With the advance of the Internet, activities that used to be time-consuming now only take a minute. For those who increasingly find themselves under time pressure, Internet is a means to save time, and many are choosing, for instance, to shop online. Yet besides the money that is spent, within the context of a particular transaction personal data is given out. What may happen to this data beyond the commercial context, and what decisions could be made based on this data?
At times, personal data shared with a company while making an online purchase may end up in the hands of law enforcement authorities. This would be the case, for instance, if the proposed Passenger Name Records (PNR) Directive, mandating EU air carriers to transfer passenger data to special passenger information units, comes into force. While, clearly, the only goal for which individuals give out data is obtaining a ticket, they practically have no say as to the onward transfer of this data to such units. The legal basis for such transfer - in the given case Articles 82(1)(d) and 87(2)(a) TFEU - trumps individual consent, and the only thing remaining is to count your losses…of data.
Another issue is that, under Article 4 of the PNR Directive, passenger information units may use passenger data for the purposes of terrorist profiling. Among other applications, such profiling aims to apply the previously found patterns in data, associated with terrorist activity, to new PNR databases and identify individuals who match these patterns. If, as a result of profiling, a passenger is flagged as ‘requiring further examination’, an investigation will follow and, should the risk be confirmed, he could be denied boarding and apprehended. One of the main issues arising here is the (in)transparency of profile-based decision-making and an individual’s right to access the profile. Can, and if so, to what extent, the passenger get access to the profile - this government-imposed identity - that has been created and applied to him?
Some answers – yet perhaps even more questions – are provided by the Framework Decision 2008/977/JHA and the jurisprudence of the European Court of Human Rights (ECtHR). Article 17 of the Framework Decision (applicable only to cross-border, but not national processing of data) allows individuals a limited access to their own data, and the emphasis is made on the indirect access through the Data Protection Authority (DPA). The ‘limited access’ line of reasoning could also be traced in the ECtHR judgments such as Segerstedt-Wiberg and Leander, where the interests of national security prevailed over the (full) disclosure, to the concerned individuals, of the data gathered on them.

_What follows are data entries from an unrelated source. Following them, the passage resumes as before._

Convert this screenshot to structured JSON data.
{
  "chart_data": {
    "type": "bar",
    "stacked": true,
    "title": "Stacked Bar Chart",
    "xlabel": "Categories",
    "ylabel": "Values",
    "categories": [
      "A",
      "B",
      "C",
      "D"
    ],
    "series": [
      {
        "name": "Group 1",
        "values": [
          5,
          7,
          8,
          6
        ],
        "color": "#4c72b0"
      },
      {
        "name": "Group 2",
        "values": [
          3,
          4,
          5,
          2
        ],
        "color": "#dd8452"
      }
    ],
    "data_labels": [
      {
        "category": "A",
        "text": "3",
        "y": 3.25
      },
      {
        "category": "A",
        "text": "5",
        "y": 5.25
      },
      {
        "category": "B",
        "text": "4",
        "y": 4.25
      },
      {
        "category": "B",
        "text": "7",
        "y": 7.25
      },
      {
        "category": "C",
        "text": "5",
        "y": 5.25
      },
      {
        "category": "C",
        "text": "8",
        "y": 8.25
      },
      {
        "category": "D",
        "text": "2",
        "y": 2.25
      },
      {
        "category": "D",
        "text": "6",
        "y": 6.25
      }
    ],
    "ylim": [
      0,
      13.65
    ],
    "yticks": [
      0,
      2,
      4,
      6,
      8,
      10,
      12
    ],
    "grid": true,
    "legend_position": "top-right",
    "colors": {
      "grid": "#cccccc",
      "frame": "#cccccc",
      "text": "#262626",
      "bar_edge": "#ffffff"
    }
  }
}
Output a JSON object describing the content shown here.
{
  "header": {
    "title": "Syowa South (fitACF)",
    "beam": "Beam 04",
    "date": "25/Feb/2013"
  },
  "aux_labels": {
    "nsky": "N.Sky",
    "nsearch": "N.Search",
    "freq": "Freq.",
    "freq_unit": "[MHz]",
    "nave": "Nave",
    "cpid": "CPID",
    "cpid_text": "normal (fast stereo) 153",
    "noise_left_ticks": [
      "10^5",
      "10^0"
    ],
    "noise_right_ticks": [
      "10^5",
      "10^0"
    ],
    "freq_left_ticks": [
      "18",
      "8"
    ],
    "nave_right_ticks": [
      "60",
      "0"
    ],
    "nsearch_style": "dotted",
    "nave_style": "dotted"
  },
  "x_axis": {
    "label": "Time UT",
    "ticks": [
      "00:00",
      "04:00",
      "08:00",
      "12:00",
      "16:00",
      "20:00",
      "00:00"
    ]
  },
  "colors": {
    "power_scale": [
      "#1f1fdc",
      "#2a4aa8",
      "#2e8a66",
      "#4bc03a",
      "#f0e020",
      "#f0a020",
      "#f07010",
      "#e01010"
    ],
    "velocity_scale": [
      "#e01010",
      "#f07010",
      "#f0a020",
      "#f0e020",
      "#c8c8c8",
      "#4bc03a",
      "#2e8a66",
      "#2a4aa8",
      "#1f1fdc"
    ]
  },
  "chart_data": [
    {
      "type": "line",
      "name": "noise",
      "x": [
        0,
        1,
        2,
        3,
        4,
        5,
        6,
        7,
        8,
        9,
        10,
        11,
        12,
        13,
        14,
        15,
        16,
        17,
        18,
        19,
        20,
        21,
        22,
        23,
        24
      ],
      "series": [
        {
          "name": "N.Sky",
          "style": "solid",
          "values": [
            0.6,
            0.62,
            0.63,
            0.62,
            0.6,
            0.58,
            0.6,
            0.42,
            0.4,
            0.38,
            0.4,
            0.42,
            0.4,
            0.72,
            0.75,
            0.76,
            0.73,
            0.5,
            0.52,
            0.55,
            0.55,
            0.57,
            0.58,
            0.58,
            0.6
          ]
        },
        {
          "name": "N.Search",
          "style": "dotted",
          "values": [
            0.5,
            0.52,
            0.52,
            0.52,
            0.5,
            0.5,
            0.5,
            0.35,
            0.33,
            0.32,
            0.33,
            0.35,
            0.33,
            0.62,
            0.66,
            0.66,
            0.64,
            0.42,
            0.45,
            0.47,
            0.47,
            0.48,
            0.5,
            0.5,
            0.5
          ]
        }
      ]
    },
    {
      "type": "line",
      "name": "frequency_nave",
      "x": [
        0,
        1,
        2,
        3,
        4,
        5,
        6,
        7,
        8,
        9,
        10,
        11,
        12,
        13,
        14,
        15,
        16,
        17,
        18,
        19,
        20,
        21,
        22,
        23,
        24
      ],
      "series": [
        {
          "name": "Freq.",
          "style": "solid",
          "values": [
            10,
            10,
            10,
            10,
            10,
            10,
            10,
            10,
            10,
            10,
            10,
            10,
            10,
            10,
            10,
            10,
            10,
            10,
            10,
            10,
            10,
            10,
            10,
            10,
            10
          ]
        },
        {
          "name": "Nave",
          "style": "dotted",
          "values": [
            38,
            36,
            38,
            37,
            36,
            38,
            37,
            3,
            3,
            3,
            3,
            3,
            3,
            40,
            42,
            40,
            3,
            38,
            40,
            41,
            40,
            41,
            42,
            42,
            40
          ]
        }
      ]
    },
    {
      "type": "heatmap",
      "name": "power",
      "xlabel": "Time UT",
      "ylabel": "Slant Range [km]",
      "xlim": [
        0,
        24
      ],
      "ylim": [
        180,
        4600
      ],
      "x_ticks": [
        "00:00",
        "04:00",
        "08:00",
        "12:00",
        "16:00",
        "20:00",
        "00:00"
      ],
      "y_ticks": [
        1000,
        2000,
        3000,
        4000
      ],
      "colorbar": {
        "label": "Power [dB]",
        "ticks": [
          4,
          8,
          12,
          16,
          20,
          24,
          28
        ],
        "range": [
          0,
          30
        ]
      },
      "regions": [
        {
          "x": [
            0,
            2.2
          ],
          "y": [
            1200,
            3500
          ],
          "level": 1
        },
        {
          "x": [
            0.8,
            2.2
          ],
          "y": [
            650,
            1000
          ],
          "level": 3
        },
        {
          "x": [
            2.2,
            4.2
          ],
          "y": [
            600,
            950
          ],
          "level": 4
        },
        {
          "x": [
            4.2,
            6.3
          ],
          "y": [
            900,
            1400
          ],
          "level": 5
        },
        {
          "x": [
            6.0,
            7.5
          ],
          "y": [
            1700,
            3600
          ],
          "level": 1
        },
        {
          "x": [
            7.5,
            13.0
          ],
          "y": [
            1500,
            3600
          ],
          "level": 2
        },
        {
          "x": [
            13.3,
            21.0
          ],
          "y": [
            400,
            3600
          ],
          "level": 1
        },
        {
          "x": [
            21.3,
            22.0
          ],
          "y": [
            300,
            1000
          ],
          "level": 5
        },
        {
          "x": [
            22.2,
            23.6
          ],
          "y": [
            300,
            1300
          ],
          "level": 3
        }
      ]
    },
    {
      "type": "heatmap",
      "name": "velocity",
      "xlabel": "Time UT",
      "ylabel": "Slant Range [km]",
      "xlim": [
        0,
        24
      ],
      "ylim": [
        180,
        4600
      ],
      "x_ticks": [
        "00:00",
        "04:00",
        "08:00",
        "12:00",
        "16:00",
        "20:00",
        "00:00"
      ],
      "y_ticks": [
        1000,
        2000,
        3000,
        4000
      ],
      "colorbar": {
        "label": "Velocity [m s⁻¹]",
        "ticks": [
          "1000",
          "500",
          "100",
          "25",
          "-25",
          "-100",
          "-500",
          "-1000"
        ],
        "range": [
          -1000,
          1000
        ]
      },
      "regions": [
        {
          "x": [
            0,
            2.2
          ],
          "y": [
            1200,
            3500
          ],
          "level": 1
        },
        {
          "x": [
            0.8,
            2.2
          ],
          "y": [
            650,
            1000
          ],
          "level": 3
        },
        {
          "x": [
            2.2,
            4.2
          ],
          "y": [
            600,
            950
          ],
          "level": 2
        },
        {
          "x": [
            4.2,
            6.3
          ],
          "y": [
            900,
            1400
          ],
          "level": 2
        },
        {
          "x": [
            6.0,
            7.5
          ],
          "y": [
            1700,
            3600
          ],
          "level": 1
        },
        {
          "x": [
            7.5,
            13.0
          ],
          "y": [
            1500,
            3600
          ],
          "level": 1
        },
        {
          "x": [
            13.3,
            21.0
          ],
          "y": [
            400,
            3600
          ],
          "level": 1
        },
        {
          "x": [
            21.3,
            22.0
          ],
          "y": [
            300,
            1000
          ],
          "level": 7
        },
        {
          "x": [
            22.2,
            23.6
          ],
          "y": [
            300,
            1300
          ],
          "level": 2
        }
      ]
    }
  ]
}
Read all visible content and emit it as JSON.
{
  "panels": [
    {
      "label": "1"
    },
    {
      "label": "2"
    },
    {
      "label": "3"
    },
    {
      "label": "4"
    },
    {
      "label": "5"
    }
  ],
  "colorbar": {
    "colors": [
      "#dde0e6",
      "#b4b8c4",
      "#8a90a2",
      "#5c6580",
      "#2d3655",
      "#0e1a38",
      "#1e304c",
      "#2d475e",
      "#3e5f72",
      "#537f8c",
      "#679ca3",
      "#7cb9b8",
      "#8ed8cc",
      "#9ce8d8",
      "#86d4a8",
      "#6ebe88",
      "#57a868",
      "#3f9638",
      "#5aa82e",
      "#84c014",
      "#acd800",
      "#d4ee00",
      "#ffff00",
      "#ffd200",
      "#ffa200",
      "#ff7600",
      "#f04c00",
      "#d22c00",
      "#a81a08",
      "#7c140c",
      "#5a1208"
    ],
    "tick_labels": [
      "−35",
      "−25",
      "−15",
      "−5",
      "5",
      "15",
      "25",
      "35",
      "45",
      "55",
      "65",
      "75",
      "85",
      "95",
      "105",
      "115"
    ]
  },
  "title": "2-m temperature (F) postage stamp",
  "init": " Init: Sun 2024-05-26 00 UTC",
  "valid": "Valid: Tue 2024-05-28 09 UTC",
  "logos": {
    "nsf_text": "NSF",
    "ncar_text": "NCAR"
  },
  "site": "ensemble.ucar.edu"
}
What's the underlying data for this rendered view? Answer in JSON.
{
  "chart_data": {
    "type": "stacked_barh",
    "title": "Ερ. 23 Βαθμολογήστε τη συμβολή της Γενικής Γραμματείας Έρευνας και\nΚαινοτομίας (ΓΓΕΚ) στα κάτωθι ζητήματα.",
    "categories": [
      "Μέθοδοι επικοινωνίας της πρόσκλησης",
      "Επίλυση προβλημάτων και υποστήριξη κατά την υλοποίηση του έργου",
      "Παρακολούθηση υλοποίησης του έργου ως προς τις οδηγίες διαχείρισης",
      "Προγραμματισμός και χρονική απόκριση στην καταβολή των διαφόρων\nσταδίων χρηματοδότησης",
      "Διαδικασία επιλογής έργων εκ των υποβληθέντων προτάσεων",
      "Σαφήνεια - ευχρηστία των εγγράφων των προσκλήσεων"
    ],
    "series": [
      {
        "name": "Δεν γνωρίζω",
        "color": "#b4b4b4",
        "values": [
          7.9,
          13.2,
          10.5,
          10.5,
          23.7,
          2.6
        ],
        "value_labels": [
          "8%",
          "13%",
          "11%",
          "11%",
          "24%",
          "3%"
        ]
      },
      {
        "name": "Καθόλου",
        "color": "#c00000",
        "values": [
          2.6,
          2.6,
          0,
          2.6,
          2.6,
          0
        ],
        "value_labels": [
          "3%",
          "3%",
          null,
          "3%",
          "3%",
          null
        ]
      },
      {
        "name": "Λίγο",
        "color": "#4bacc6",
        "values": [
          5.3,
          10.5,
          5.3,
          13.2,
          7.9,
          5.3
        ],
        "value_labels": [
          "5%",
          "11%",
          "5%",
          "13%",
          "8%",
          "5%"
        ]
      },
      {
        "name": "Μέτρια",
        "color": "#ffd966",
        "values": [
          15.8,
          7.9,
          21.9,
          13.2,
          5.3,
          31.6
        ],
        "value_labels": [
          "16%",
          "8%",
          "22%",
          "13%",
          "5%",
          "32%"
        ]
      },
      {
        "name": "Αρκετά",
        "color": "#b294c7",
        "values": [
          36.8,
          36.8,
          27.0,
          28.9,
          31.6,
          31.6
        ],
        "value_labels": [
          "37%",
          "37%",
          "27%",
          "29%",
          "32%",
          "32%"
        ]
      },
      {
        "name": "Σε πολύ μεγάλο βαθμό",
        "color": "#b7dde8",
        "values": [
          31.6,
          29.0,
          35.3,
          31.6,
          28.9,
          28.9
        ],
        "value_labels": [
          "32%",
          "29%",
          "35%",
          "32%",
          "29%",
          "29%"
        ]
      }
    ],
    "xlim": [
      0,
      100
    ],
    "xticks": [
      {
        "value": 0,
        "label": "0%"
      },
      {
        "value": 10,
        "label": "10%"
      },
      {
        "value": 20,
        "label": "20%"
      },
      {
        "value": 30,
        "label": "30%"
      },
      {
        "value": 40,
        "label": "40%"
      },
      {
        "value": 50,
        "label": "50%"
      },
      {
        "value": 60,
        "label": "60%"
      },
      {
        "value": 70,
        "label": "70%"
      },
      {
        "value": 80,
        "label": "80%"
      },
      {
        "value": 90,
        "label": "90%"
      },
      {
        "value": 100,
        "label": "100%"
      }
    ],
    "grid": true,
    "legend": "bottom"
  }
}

The common point of this framework is that it is focused on personal data – i.e., data that belongs to an identified or identifiable individual. Yet, in the context of terrorist profiling, are we always talking about personal data? Without going into profiling terminology, suffice to say that at least some profiles applied to individuals under Article 4 of the PNR Directive would be based on ‘pre-determined criteria’ – i.e. on patterns that were previously identified using the anonymized data of other persons. Such a profile, it would seem, cannot be linked to an individual to whom it is applied within the sense of the EU data protection framework. Thus, if an individual requests access both to the profile that has been applied to him and personal information gathered on him after he was flagged, it is only a limited access to the latter that would be granted.
This brief assessment of a profiling case-study shows that technology develops faster than law, and the latter cannot lag behind. To be or not to be profiled is no longer a question, as, at least in the law enforcement field, we can expect profiling to be widely used without individuals’ consent. Given the specificities of profiling techniques, in addition to the protection of personal data, the legal framework should allow for the protection of individuals against the negative aspects of profiling, at least by providing some access to profiles that have been imposed on them. The proposed Police and justice sector data protection Directive seems to have offered, although vaguely, such an opportunity in its Article 11, stating that an individual can be granted access to ‘any further information in so far as such further information is necessary to guarantee fair processing in respect of the [individual]’. Let us hope that this provision will see light in the final version of the Directive!